Sabaté told the site that LLU and three other American universities will evaluate the theory in a six-month trial, meaning that 1,000 people will take part in the experiment.

Avocados contain the highest fat content of any fruit, but Sabaté believes other components of avocados, which are the main ingredient the guacamole, could have fat-fighting properties.

“The study will examine whether eating one avocado per day reduces … fat in the abdomen,” he said.

Participants for the study must:

Be 25 years of age or older

Be willing to either eat one avocado per day for six months or eat only two avocados per month for the same period

Measure at least 40 inches around the waist if they are male, or

Measure at least 35 inches around the waist if they are female.
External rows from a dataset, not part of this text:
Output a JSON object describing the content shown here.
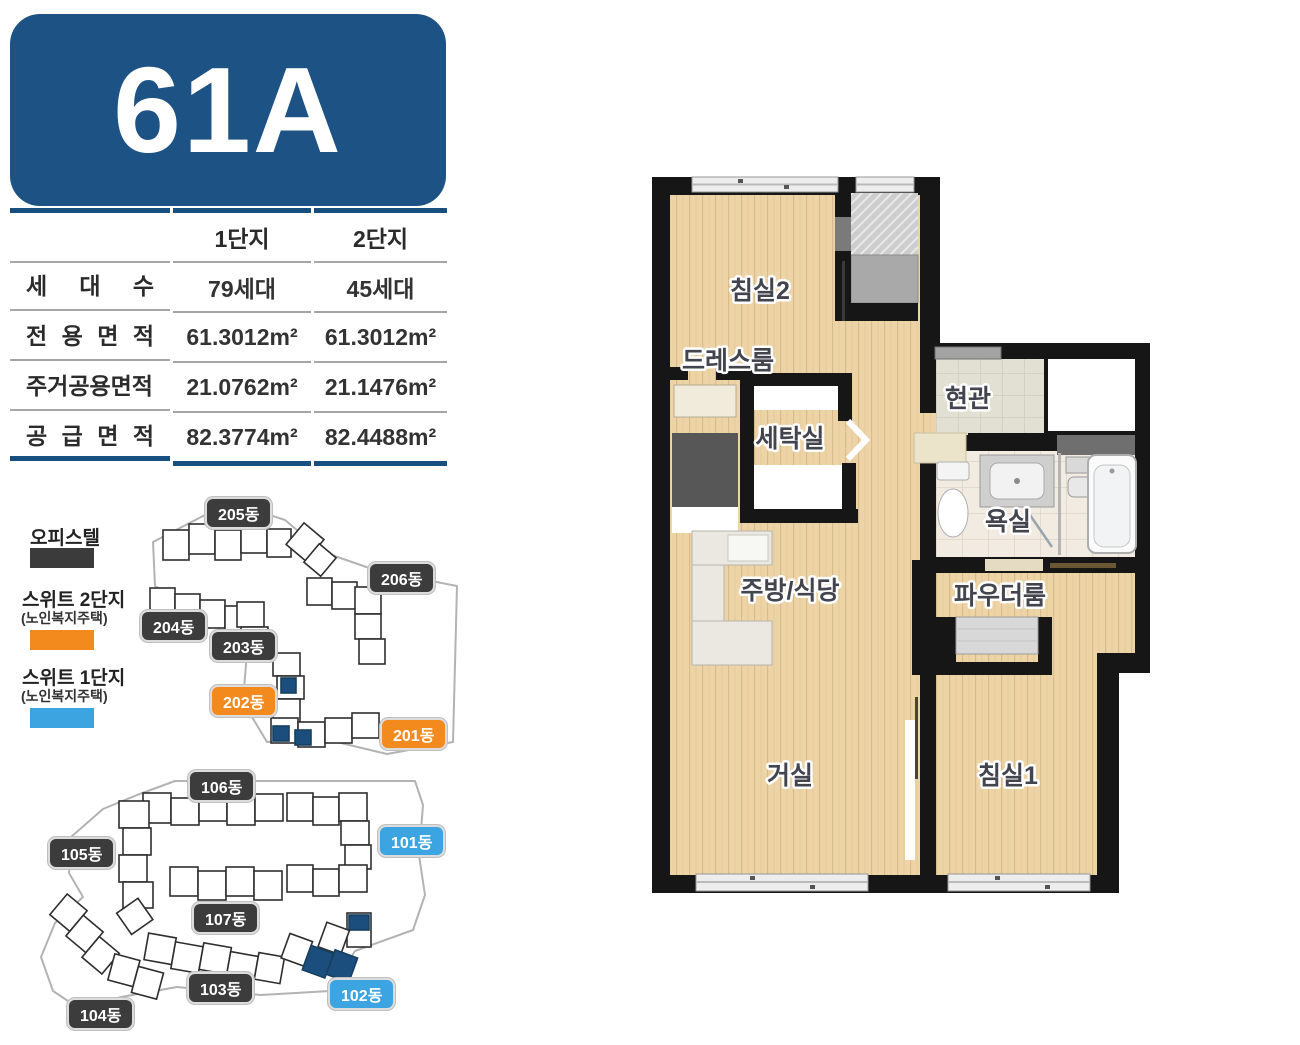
{
  "unit": {
    "title": "61A"
  },
  "colors": {
    "primary_blue": "#1d5284",
    "table_line_navy": "#17507f",
    "badge_dark": "#3c3c3c",
    "badge_orange": "#f28a1d",
    "badge_sky_blue": "#3ca4e0",
    "highlight_navy": "#1b4d7d",
    "wood_floor": "#edd4a7",
    "wall_black": "#161616"
  },
  "spec_table": {
    "columns": [
      "1단지",
      "2단지"
    ],
    "rows": [
      {
        "label": "세 대 수",
        "complex1": "79세대",
        "complex2": "45세대"
      },
      {
        "label": "전 용 면 적",
        "complex1": "61.3012m²",
        "complex2": "61.3012m²"
      },
      {
        "label": "주거공용면적",
        "complex1": "21.0762m²",
        "complex2": "21.1476m²"
      },
      {
        "label": "공 급 면 적",
        "complex1": "82.3774m²",
        "complex2": "82.4488m²"
      }
    ]
  },
  "legend": {
    "items": [
      {
        "label": "오피스텔",
        "sublabel": "",
        "swatch": "#3b3b3b"
      },
      {
        "label": "스위트 2단지",
        "sublabel": "(노인복지주택)",
        "swatch": "#f28a1d"
      },
      {
        "label": "스위트 1단지",
        "sublabel": "(노인복지주택)",
        "swatch": "#3ca4e0"
      }
    ]
  },
  "site_map_upper": {
    "badges": [
      {
        "label": "205동",
        "type": "dark"
      },
      {
        "label": "206동",
        "type": "dark"
      },
      {
        "label": "204동",
        "type": "dark"
      },
      {
        "label": "203동",
        "type": "dark"
      },
      {
        "label": "202동",
        "type": "orange"
      },
      {
        "label": "201동",
        "type": "orange"
      }
    ]
  },
  "site_map_lower": {
    "badges": [
      {
        "label": "106동",
        "type": "dark"
      },
      {
        "label": "101동",
        "type": "blue"
      },
      {
        "label": "105동",
        "type": "dark"
      },
      {
        "label": "107동",
        "type": "dark"
      },
      {
        "label": "103동",
        "type": "dark"
      },
      {
        "label": "102동",
        "type": "blue"
      },
      {
        "label": "104동",
        "type": "dark"
      }
    ]
  },
  "floor_plan": {
    "rooms": [
      {
        "name": "침실2"
      },
      {
        "name": "드레스룸"
      },
      {
        "name": "세탁실"
      },
      {
        "name": "현관"
      },
      {
        "name": "욕실"
      },
      {
        "name": "주방/식당"
      },
      {
        "name": "파우더룸"
      },
      {
        "name": "거실"
      },
      {
        "name": "침실1"
      }
    ]
  }
}
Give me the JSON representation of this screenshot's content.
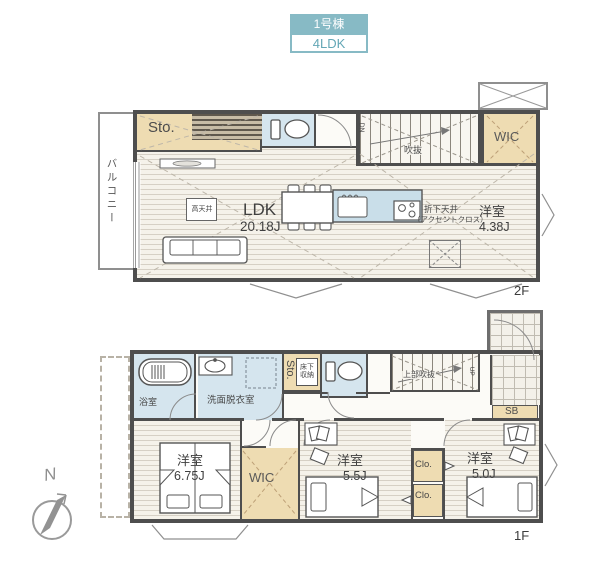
{
  "header": {
    "building_no": "1号棟",
    "layout_type": "4LDK"
  },
  "floor2": {
    "floor_label": "2F",
    "balcony_label": "バルコニー",
    "storage_label": "Sto.",
    "void_label": "吹抜",
    "down_label": "DN",
    "wic_label": "WIC",
    "ldk": {
      "name": "LDK",
      "size": "20.18J"
    },
    "high_ceiling_label": "高天井",
    "dropped_ceiling_line1": "折下天井",
    "dropped_ceiling_line2": "（アクセントクロス）",
    "bedroom": {
      "name": "洋室",
      "size": "4.38J"
    }
  },
  "floor1": {
    "floor_label": "1F",
    "bathroom_label": "浴室",
    "washroom_label": "洗面脱衣室",
    "storage_label": "Sto.",
    "underfloor_storage_label": "床下収納",
    "upper_void_label": "上部吹抜",
    "up_label": "UP",
    "shoe_box_label": "SB",
    "wic_label": "WIC",
    "closet1_label": "Clo.",
    "closet2_label": "Clo.",
    "bedroom1": {
      "name": "洋室",
      "size": "6.75J"
    },
    "bedroom2": {
      "name": "洋室",
      "size": "5.5J"
    },
    "bedroom3": {
      "name": "洋室",
      "size": "5.0J"
    }
  },
  "compass": {
    "north_label": "N"
  },
  "colors": {
    "accent_teal": "#87bac5",
    "room_blue": "#d5e5ee",
    "room_beige": "#eedcb2",
    "wall": "#4e4e4e"
  }
}
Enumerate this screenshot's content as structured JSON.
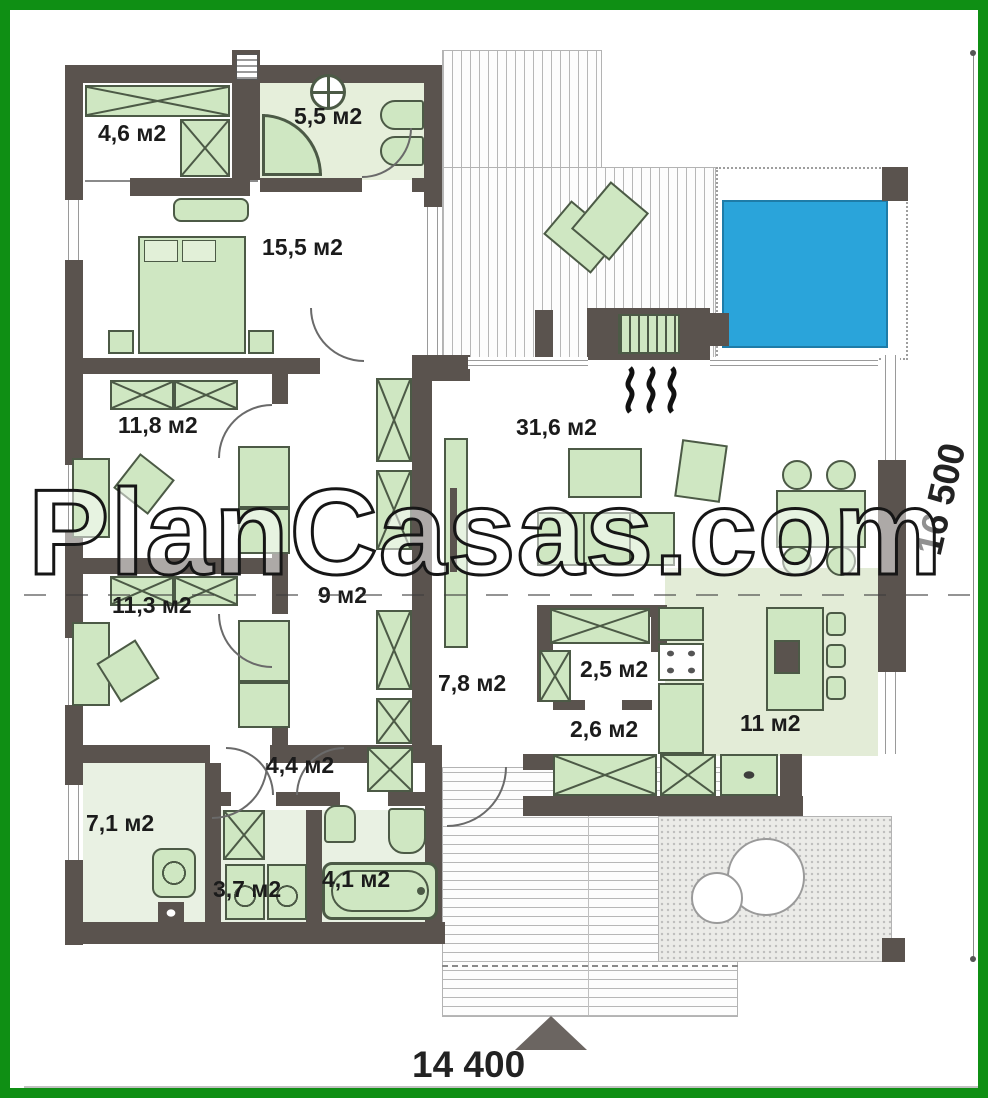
{
  "watermark": {
    "text": "PlanCasas.com"
  },
  "dimensions": {
    "width_label": "14 400",
    "height_label": "16 500"
  },
  "rooms": [
    {
      "name": "wardrobe",
      "area_label": "4,6 м2"
    },
    {
      "name": "bathroom-top",
      "area_label": "5,5 м2"
    },
    {
      "name": "bedroom-master",
      "area_label": "15,5 м2"
    },
    {
      "name": "bedroom-2",
      "area_label": "11,8 м2"
    },
    {
      "name": "living-room",
      "area_label": "31,6 м2"
    },
    {
      "name": "bedroom-3",
      "area_label": "11,3 м2"
    },
    {
      "name": "hall",
      "area_label": "9 м2"
    },
    {
      "name": "hallway",
      "area_label": "7,8 м2"
    },
    {
      "name": "pantry",
      "area_label": "2,5 м2"
    },
    {
      "name": "vestibule",
      "area_label": "2,6 м2"
    },
    {
      "name": "kitchen",
      "area_label": "11 м2"
    },
    {
      "name": "utility",
      "area_label": "7,1 м2"
    },
    {
      "name": "entry-hall",
      "area_label": "4,4 м2"
    },
    {
      "name": "laundry",
      "area_label": "3,7 м2"
    },
    {
      "name": "bathroom-bottom",
      "area_label": "4,1 м2"
    }
  ],
  "colors": {
    "frame_green": "#0f8f14",
    "wall_gray": "#5a534e",
    "furniture_green": "#cfe7c2",
    "pool_blue": "#2aa4da",
    "bath_tint": "#e6efdb",
    "kitchen_tint": "#e3ecd7"
  }
}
Sabaté said participants will be randomly assigned to one of two groups. The test group will be given 16 avocados every two weeks and required to eat one avocado per day throughout the six-month study. The control group will be required to eat no more than two avocados per month during the same period.

Those chosen will receive a free MRI and health screening and asked to attend a monthly meeting with a dietician. Upon successful completion of the study, participants in both groups will be paid $300 each.

And because they had to hold back, members of the control group will be given 24 avocados.

In addition to LLU, Penn State University, Tufts University and the University of California, Los Angeles, will each recruit 250 participants.

According to the LLU website, the study is funded by the Hass Avocado Board, but Sabaté says the sponsorship will not affect the findings. “For the last 20 years, we have been doing dietary intervention studies on plant-based foods and nuts. We are rigorous in our selection of projects,” he said.